Low-energy theorem and OPE in the conformal window of massless QCD

TL;DR

This paper introduces a new nonperturbative technique based on a low-energy theorem to analyze the conformal window in massless QCD-like theories, revealing constraints on correlators and explaining the origin of divergent contact terms in the operator product expansion.

Contribution

It develops a novel LET-based method to study IR/UV fixed points in massless QCD and clarifies the nature of divergent contact terms in the OPE of $Tr F^2$.

Findings

Constraints on 3-point correlators involving $Tr F^2$ and anomalous dimensions.

Connection between divergent contact terms and anomalous dimensions.

Verification that the divergence matches the nontrivial anomalous dimension.

Abstract

We develop a new technique, based on a low-energy theorem (LET) of NSVZ type derived in arXiv:1701.07833, for the nonperturbative investigation of SU(N) QCD with N${}_f$ massless quarks - or, more generally, of massless QCD-like theories - in phases where the beta function, $\beta(g)$, with $g=g(\mu)$ the renormalized gauge coupling, admits an isolated zero, $g_*$, in the infrared (IR) or ultraviolet (UV).
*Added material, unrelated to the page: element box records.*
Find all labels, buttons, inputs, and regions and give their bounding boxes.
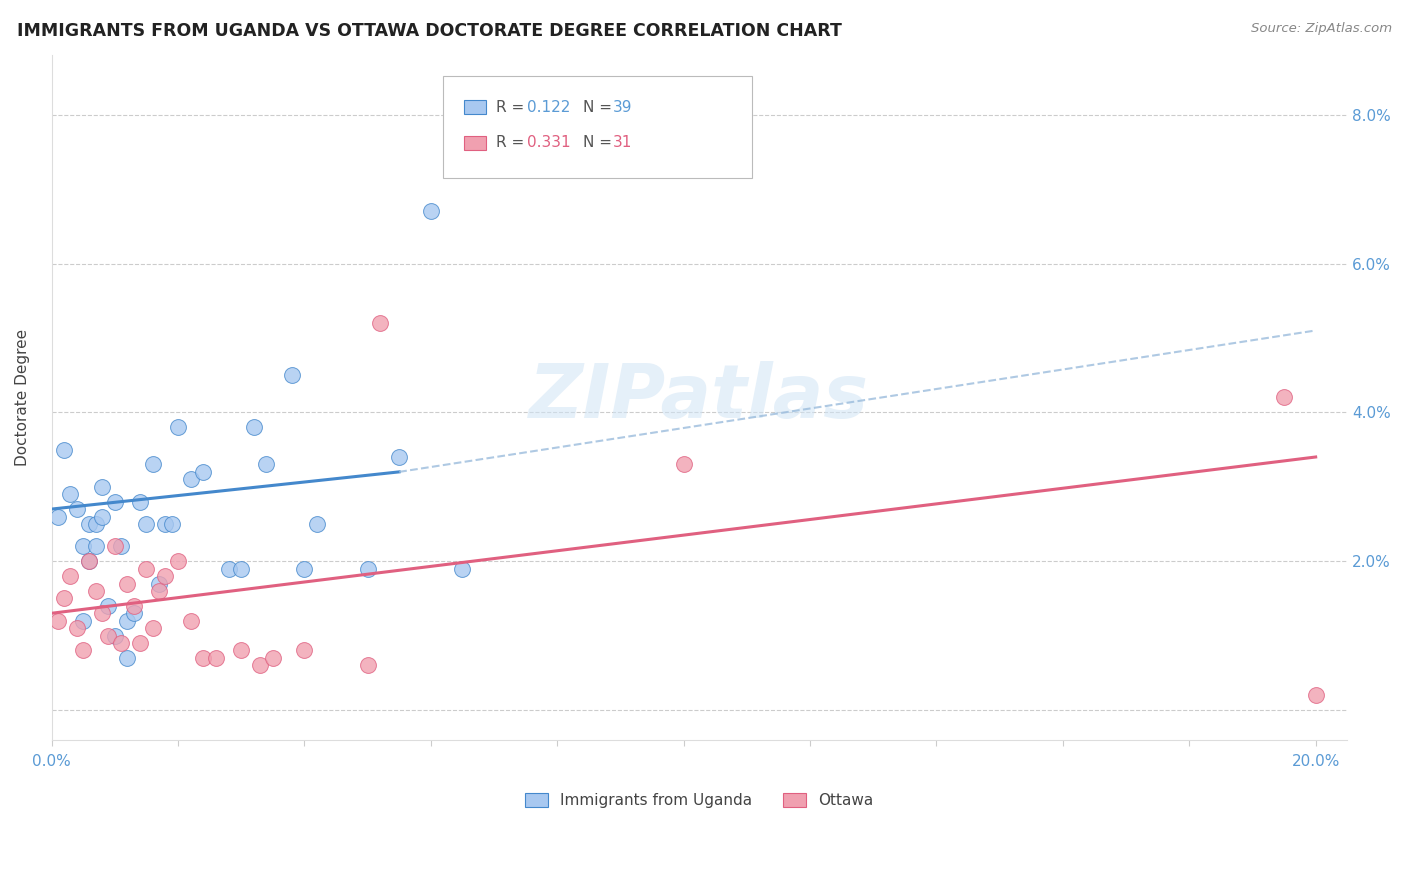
Point <box>59 569 82 583</box>
Point <box>97 599 120 613</box>
Point <box>53 442 76 457</box>
Point <box>110 636 132 650</box>
Point <box>249 658 271 673</box>
Point <box>129 636 152 650</box>
Point <box>79 554 101 568</box>
Point <box>97 629 120 643</box>
Point <box>117 614 139 628</box>
Point <box>243 420 266 434</box>
Text: 0.122: 0.122 <box>527 100 571 114</box>
Point <box>72 614 94 628</box>
Point <box>104 494 127 508</box>
Point <box>280 368 302 383</box>
Point <box>84 583 107 598</box>
Point <box>91 607 114 621</box>
Point <box>356 561 378 575</box>
Point <box>155 569 177 583</box>
Point <box>218 561 240 575</box>
Point <box>84 539 107 553</box>
Point <box>193 651 215 665</box>
Point <box>148 576 170 591</box>
Point <box>1272 391 1295 405</box>
Text: R =: R = <box>496 100 530 114</box>
Point <box>292 643 315 657</box>
Point <box>91 480 114 494</box>
Point <box>84 516 107 531</box>
Point <box>1305 688 1327 702</box>
Text: R =: R = <box>496 136 530 150</box>
Point <box>180 614 202 628</box>
Point <box>142 458 165 472</box>
Point <box>356 658 378 673</box>
Point <box>46 614 69 628</box>
Point <box>368 316 391 330</box>
Point <box>135 516 157 531</box>
Point <box>91 509 114 524</box>
Text: IMMIGRANTS FROM UGANDA VS OTTAWA DOCTORATE DEGREE CORRELATION CHART: IMMIGRANTS FROM UGANDA VS OTTAWA DOCTORA… <box>17 22 842 40</box>
Point <box>254 458 277 472</box>
Text: 0.331: 0.331 <box>527 136 571 150</box>
Point <box>117 576 139 591</box>
Point <box>72 539 94 553</box>
Point <box>104 539 127 553</box>
Point <box>72 643 94 657</box>
Point <box>142 621 165 635</box>
Point <box>155 516 177 531</box>
Point <box>79 554 101 568</box>
Point <box>419 204 441 219</box>
Point <box>193 465 215 479</box>
Point <box>79 516 101 531</box>
Point <box>53 591 76 606</box>
Point <box>117 651 139 665</box>
Point <box>672 458 695 472</box>
Point <box>262 651 284 665</box>
Legend: Immigrants from Uganda, Ottawa: Immigrants from Uganda, Ottawa <box>519 787 880 814</box>
Y-axis label: Doctorate Degree: Doctorate Degree <box>15 329 30 466</box>
Point <box>135 561 157 575</box>
Text: 39: 39 <box>613 100 633 114</box>
Point <box>167 554 190 568</box>
Point <box>451 561 474 575</box>
Text: ZIPatlas: ZIPatlas <box>530 361 869 434</box>
Point <box>205 651 228 665</box>
Text: N =: N = <box>583 100 617 114</box>
Point <box>46 509 69 524</box>
Point <box>66 502 89 516</box>
Point <box>66 621 89 635</box>
Point <box>129 494 152 508</box>
Text: N =: N = <box>583 136 617 150</box>
Point <box>388 450 411 464</box>
Point <box>122 607 145 621</box>
Point <box>148 583 170 598</box>
Point <box>160 516 183 531</box>
Point <box>110 539 132 553</box>
Point <box>305 516 328 531</box>
Text: 31: 31 <box>613 136 633 150</box>
Point <box>122 599 145 613</box>
Text: Source: ZipAtlas.com: Source: ZipAtlas.com <box>1251 22 1392 36</box>
Point <box>180 472 202 486</box>
Point <box>167 420 190 434</box>
Point <box>104 629 127 643</box>
Point <box>59 487 82 501</box>
Point <box>292 561 315 575</box>
Point <box>231 561 253 575</box>
Point <box>231 643 253 657</box>
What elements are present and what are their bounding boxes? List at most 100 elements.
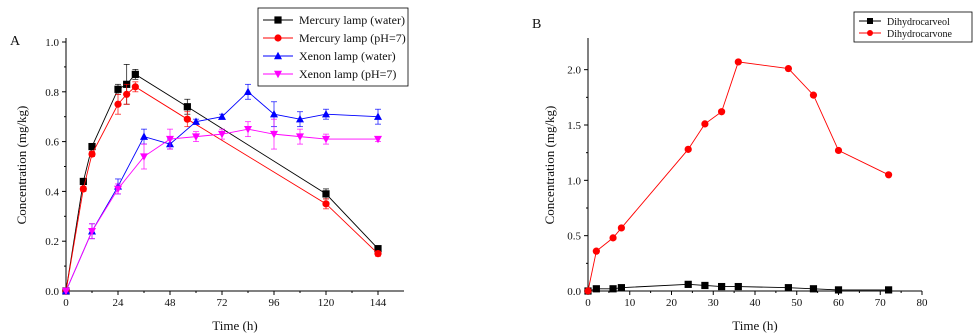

We point out that the LET sets constraints on 3-point correlators involving the insertion of $Tr\, F^2$, its anomalous dimension $\gamma_{F^2}$, and the anomalous dimensions of multiplicatively renormalizable operators at $g_*$. These constraints intertwine with the exact conformal scaling for $g(\mu)\rightarrow g_*$ with $\mu\neq 0,+\infty$ fixed and the IR/UV asymptotics - which may or may not coincide with the IR/UV limit of the aforementioned conformal scaling - for $\Lambda_{\scriptscriptstyle{IR/UV}}$ fixed. In the conformal case we also discuss how the LET for bare correlators is the rationale for the existence in massless QCD of the mysterious divergent contact term in the OPE of $Tr\,F^2$ with itself discovered in perturbation theory in arXiv:1209.1516, arXiv:1407.6921 and computed to all orders in arXiv:1601.08094. Specifically, if $\gamma_{F^2}$ does not vanish, the divergent contact term in the rhs of the LET for the 2-point correlator of $Tr\,F^2$ has to match - and we verify by direct computation that it actually does - the divergence in the lhs due to the nontrivial anomalous dimension of $Tr\,F^2$. Hence, remarkably, the additive renormalization due to the divergent contact term in the rhs is related by the LET to the multiplicative renormalization in the lhs, in such a way that a suitably renormalized version of the LET has no ambiguity for additive renormalization.